We observce that indeed, most of the attributes have missing values. 

We can also view the summary statistics.

In [None]:
df.describe()

#or for an alternative view...
#df.describe().transpose() 



Time to do something about all these missing values.

Let's look closer at one variable, 'air_temp_9am':
 

In [None]:
df['air_temp_9am'].describe()


One approach is to drop the rows that contain the missing values.

(notice that in order to avoid messing up with our original dataframe, we save the resulting dataset in a new dataframe df2) 



In [None]:
df2 = df.dropna(subset=['air_temp_9am'])

Now let's see the total number of rows.

In [None]:
df2.count()

Now let's clear the entire data frame from missing values.

In [None]:
df3 = df.dropna()
df3.count()

How was the dataset affected by this? Let's look at the mean and standard deviation of the attributes. 

In [None]:
df3.describe()

Imputation

An alternative approach to missing values is to impute them. 

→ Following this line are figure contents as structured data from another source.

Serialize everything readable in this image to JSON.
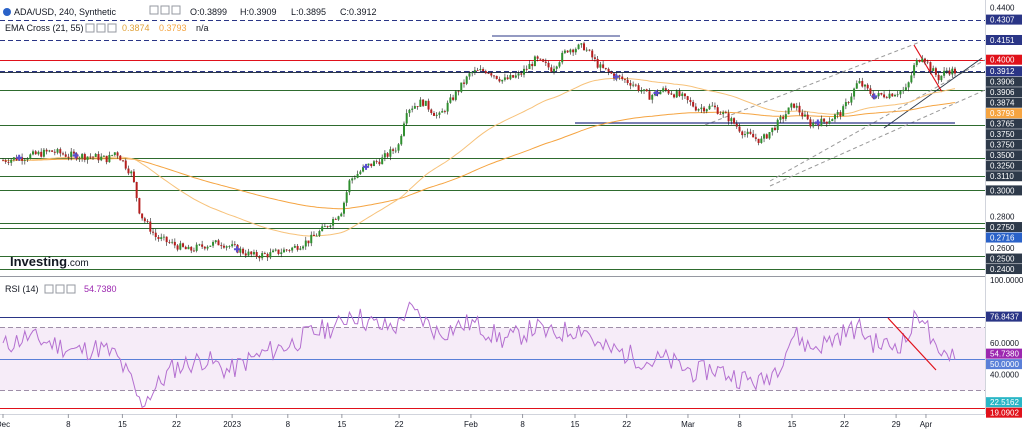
{
  "chart_data": {
    "type": "line",
    "symbol_legend": "ADA/USD, 240, Synthetic",
    "ohlc": {
      "open": "O:0.3899",
      "high": "H:0.3909",
      "low": "L:0.3895",
      "close": "C:0.3912"
    },
    "ema_legend": {
      "label": "EMA Cross (21, 55)",
      "fast": "0.3874",
      "slow": "0.3793",
      "na": "n/a"
    },
    "rsi_legend": {
      "label": "RSI (14)",
      "value": "54.7380"
    },
    "watermark_main": "Investing",
    "watermark_suffix": ".com",
    "x_ticks": [
      {
        "label": "Dec",
        "t": 0.0
      },
      {
        "label": "8",
        "t": 8.1
      },
      {
        "label": "15",
        "t": 14.8
      },
      {
        "label": "22",
        "t": 21.5
      },
      {
        "label": "2023",
        "t": 28.4
      },
      {
        "label": "8",
        "t": 35.3
      },
      {
        "label": "15",
        "t": 42.0
      },
      {
        "label": "22",
        "t": 49.1
      },
      {
        "label": "Feb",
        "t": 58.0
      },
      {
        "label": "8",
        "t": 64.4
      },
      {
        "label": "15",
        "t": 70.9
      },
      {
        "label": "22",
        "t": 77.3
      },
      {
        "label": "Mar",
        "t": 84.9
      },
      {
        "label": "8",
        "t": 91.3
      },
      {
        "label": "15",
        "t": 97.8
      },
      {
        "label": "22",
        "t": 104.3
      },
      {
        "label": "29",
        "t": 110.7
      },
      {
        "label": "Apr",
        "t": 114.4
      }
    ],
    "price_range": [
      0.2345,
      0.4457
    ],
    "rsi_range": [
      15,
      102
    ],
    "price_axis_labels": [
      {
        "value": 0.44,
        "label": "0.4400",
        "bg": "",
        "fg": "#131722"
      },
      {
        "value": 0.4307,
        "label": "0.4307",
        "bg": "#2a3586",
        "fg": "#ffffff"
      },
      {
        "value": 0.4151,
        "label": "0.4151",
        "bg": "#2a3586",
        "fg": "#ffffff"
      },
      {
        "value": 0.4,
        "label": "0.4000",
        "bg": "#e0111a",
        "fg": "#ffffff"
      },
      {
        "value": 0.3912,
        "label": "0.3912",
        "bg": "#2a3586",
        "fg": "#ffffff"
      },
      {
        "value": 0.3906,
        "label": "0.3906",
        "bg": "#2e3a4a",
        "fg": "#ffffff"
      },
      {
        "value": 0.3906,
        "label": "0.3906",
        "bg": "#2e3a4a",
        "fg": "#ffffff"
      },
      {
        "value": 0.3874,
        "label": "0.3874",
        "bg": "#2e3a4a",
        "fg": "#ffffff"
      },
      {
        "value": 0.3793,
        "label": "0.3793",
        "bg": "#f5a441",
        "fg": "#ffffff"
      },
      {
        "value": 0.3765,
        "label": "0.3765",
        "bg": "#2e3a4a",
        "fg": "#ffffff"
      },
      {
        "value": 0.375,
        "label": "0.3750",
        "bg": "#2e3a4a",
        "fg": "#ffffff"
      },
      {
        "value": 0.375,
        "label": "0.3750",
        "bg": "#2e3a4a",
        "fg": "#ffffff"
      },
      {
        "value": 0.35,
        "label": "0.3500",
        "bg": "#2e3a4a",
        "fg": "#ffffff"
      },
      {
        "value": 0.325,
        "label": "0.3250",
        "bg": "#2e3a4a",
        "fg": "#ffffff"
      },
      {
        "value": 0.311,
        "label": "0.3110",
        "bg": "#2e3a4a",
        "fg": "#ffffff"
      },
      {
        "value": 0.3,
        "label": "0.3000",
        "bg": "#2e3a4a",
        "fg": "#ffffff"
      },
      {
        "value": 0.28,
        "label": "0.2800",
        "bg": "",
        "fg": "#131722"
      },
      {
        "value": 0.275,
        "label": "0.2750",
        "bg": "#2e3a4a",
        "fg": "#ffffff"
      },
      {
        "value": 0.2716,
        "label": "0.2716",
        "bg": "#2a62c8",
        "fg": "#ffffff"
      },
      {
        "value": 0.26,
        "label": "0.2600",
        "bg": "",
        "fg": "#131722"
      },
      {
        "value": 0.25,
        "label": "0.2500",
        "bg": "#2e3a4a",
        "fg": "#ffffff"
      },
      {
        "value": 0.24,
        "label": "0.2400",
        "bg": "#2e3a4a",
        "fg": "#ffffff"
      }
    ],
    "rsi_axis_labels": [
      {
        "value": 100,
        "label": "100.0000",
        "bg": "",
        "fg": "#131722"
      },
      {
        "value": 76.8437,
        "label": "76.8437",
        "bg": "#2a3586",
        "fg": "#ffffff"
      },
      {
        "value": 60,
        "label": "60.0000",
        "bg": "",
        "fg": "#131722"
      },
      {
        "value": 54.738,
        "label": "54.7380",
        "bg": "#9c27b0",
        "fg": "#ffffff"
      },
      {
        "value": 50,
        "label": "50.0000",
        "bg": "#5a7fd8",
        "fg": "#ffffff"
      },
      {
        "value": 40,
        "label": "40.0000",
        "bg": "",
        "fg": "#131722"
      },
      {
        "value": 22.5162,
        "label": "22.5162",
        "bg": "#29b6c6",
        "fg": "#ffffff"
      },
      {
        "value": 19.0902,
        "label": "19.0902",
        "bg": "#e0111a",
        "fg": "#ffffff"
      }
    ],
    "horizontal_levels": [
      {
        "value": 0.4307,
        "color": "#2a3586",
        "style": "dashed"
      },
      {
        "value": 0.4151,
        "color": "#2a3586",
        "style": "dashed"
      },
      {
        "value": 0.4,
        "color": "#e0111a",
        "style": "solid"
      },
      {
        "value": 0.3912,
        "color": "#2a3586",
        "style": "dashed"
      },
      {
        "value": 0.3906,
        "color": "#2e3a4a",
        "style": "solid"
      },
      {
        "value": 0.3765,
        "color": "#2e6b2e",
        "style": "solid"
      },
      {
        "value": 0.35,
        "color": "#2e6b2e",
        "style": "solid"
      },
      {
        "value": 0.325,
        "color": "#2e6b2e",
        "style": "solid"
      },
      {
        "value": 0.311,
        "color": "#2e6b2e",
        "style": "solid"
      },
      {
        "value": 0.3,
        "color": "#2e6b2e",
        "style": "solid"
      },
      {
        "value": 0.275,
        "color": "#2e6b2e",
        "style": "solid"
      },
      {
        "value": 0.2716,
        "color": "#2e6b2e",
        "style": "solid"
      },
      {
        "value": 0.25,
        "color": "#2e6b2e",
        "style": "solid"
      },
      {
        "value": 0.24,
        "color": "#2e6b2e",
        "style": "solid"
      }
    ],
    "rsi_levels": [
      {
        "value": 76.8437,
        "color": "#2a3586",
        "style": "solid"
      },
      {
        "value": 70,
        "color": "#9e8ea8",
        "style": "dashed"
      },
      {
        "value": 50,
        "color": "#5a7fd8",
        "style": "solid"
      },
      {
        "value": 30,
        "color": "#9e8ea8",
        "style": "dashed"
      },
      {
        "value": 19.0902,
        "color": "#e0111a",
        "style": "solid"
      }
    ],
    "rsi_band": [
      30,
      70
    ],
    "price_anchors": [
      [
        0,
        0.323
      ],
      [
        3,
        0.326
      ],
      [
        6,
        0.33
      ],
      [
        8,
        0.327
      ],
      [
        11,
        0.326
      ],
      [
        13,
        0.324
      ],
      [
        14,
        0.33
      ],
      [
        16,
        0.312
      ],
      [
        17,
        0.282
      ],
      [
        19,
        0.264
      ],
      [
        21,
        0.259
      ],
      [
        23,
        0.254
      ],
      [
        25,
        0.258
      ],
      [
        27,
        0.26
      ],
      [
        29,
        0.255
      ],
      [
        31,
        0.25
      ],
      [
        33,
        0.251
      ],
      [
        36,
        0.256
      ],
      [
        38,
        0.262
      ],
      [
        40,
        0.272
      ],
      [
        42,
        0.285
      ],
      [
        43,
        0.308
      ],
      [
        45,
        0.318
      ],
      [
        47,
        0.324
      ],
      [
        49,
        0.334
      ],
      [
        50,
        0.362
      ],
      [
        52,
        0.368
      ],
      [
        54,
        0.356
      ],
      [
        56,
        0.373
      ],
      [
        58,
        0.39
      ],
      [
        60,
        0.392
      ],
      [
        62,
        0.384
      ],
      [
        64,
        0.388
      ],
      [
        66,
        0.4
      ],
      [
        68,
        0.393
      ],
      [
        70,
        0.408
      ],
      [
        72,
        0.41
      ],
      [
        74,
        0.394
      ],
      [
        76,
        0.387
      ],
      [
        78,
        0.382
      ],
      [
        80,
        0.372
      ],
      [
        82,
        0.377
      ],
      [
        84,
        0.372
      ],
      [
        86,
        0.363
      ],
      [
        88,
        0.364
      ],
      [
        90,
        0.355
      ],
      [
        92,
        0.343
      ],
      [
        94,
        0.338
      ],
      [
        96,
        0.351
      ],
      [
        98,
        0.366
      ],
      [
        100,
        0.351
      ],
      [
        102,
        0.353
      ],
      [
        104,
        0.36
      ],
      [
        106,
        0.383
      ],
      [
        108,
        0.372
      ],
      [
        110,
        0.374
      ],
      [
        112,
        0.377
      ],
      [
        113,
        0.396
      ],
      [
        114,
        0.404
      ],
      [
        115,
        0.393
      ],
      [
        116,
        0.386
      ],
      [
        117,
        0.392
      ],
      [
        118,
        0.391
      ]
    ],
    "rsi_anchors": [
      [
        0,
        58
      ],
      [
        3,
        64
      ],
      [
        6,
        60
      ],
      [
        9,
        55
      ],
      [
        12,
        57
      ],
      [
        14,
        52
      ],
      [
        16,
        35
      ],
      [
        17,
        21
      ],
      [
        19,
        32
      ],
      [
        21,
        44
      ],
      [
        23,
        47
      ],
      [
        25,
        50
      ],
      [
        28,
        42
      ],
      [
        30,
        48
      ],
      [
        33,
        55
      ],
      [
        36,
        60
      ],
      [
        38,
        66
      ],
      [
        40,
        69
      ],
      [
        42,
        72
      ],
      [
        43,
        80
      ],
      [
        45,
        74
      ],
      [
        47,
        70
      ],
      [
        49,
        71
      ],
      [
        50,
        82
      ],
      [
        52,
        75
      ],
      [
        54,
        66
      ],
      [
        56,
        70
      ],
      [
        58,
        73
      ],
      [
        60,
        68
      ],
      [
        62,
        62
      ],
      [
        64,
        65
      ],
      [
        66,
        70
      ],
      [
        68,
        65
      ],
      [
        70,
        68
      ],
      [
        72,
        70
      ],
      [
        74,
        57
      ],
      [
        76,
        55
      ],
      [
        78,
        52
      ],
      [
        80,
        48
      ],
      [
        82,
        50
      ],
      [
        84,
        45
      ],
      [
        86,
        41
      ],
      [
        88,
        44
      ],
      [
        90,
        40
      ],
      [
        92,
        37
      ],
      [
        94,
        35
      ],
      [
        96,
        45
      ],
      [
        98,
        66
      ],
      [
        100,
        57
      ],
      [
        102,
        60
      ],
      [
        104,
        66
      ],
      [
        106,
        70
      ],
      [
        108,
        60
      ],
      [
        110,
        58
      ],
      [
        112,
        62
      ],
      [
        113,
        75
      ],
      [
        114,
        80
      ],
      [
        115,
        62
      ],
      [
        116,
        48
      ],
      [
        117,
        55
      ],
      [
        118,
        54.7
      ]
    ],
    "markers_t": [
      2,
      9,
      29,
      45,
      76,
      81,
      101,
      108
    ]
  }
}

The following snippet demonstrates how to replace missing values, encoded as np.nan, using the mean value of the column (axis 0) that contain the missing values.

In [None]:
imp = Imputer(missing_values='NaN', strategy='mean', axis=0)
imputed_DF = pd.DataFrame(imp.fit_transform(df))
imputed_DF.columns = df.columns
imputed_DF.index = df.index

Now let's see how much did the attributes' stats change...

In [None]:
imputed_DF.describe()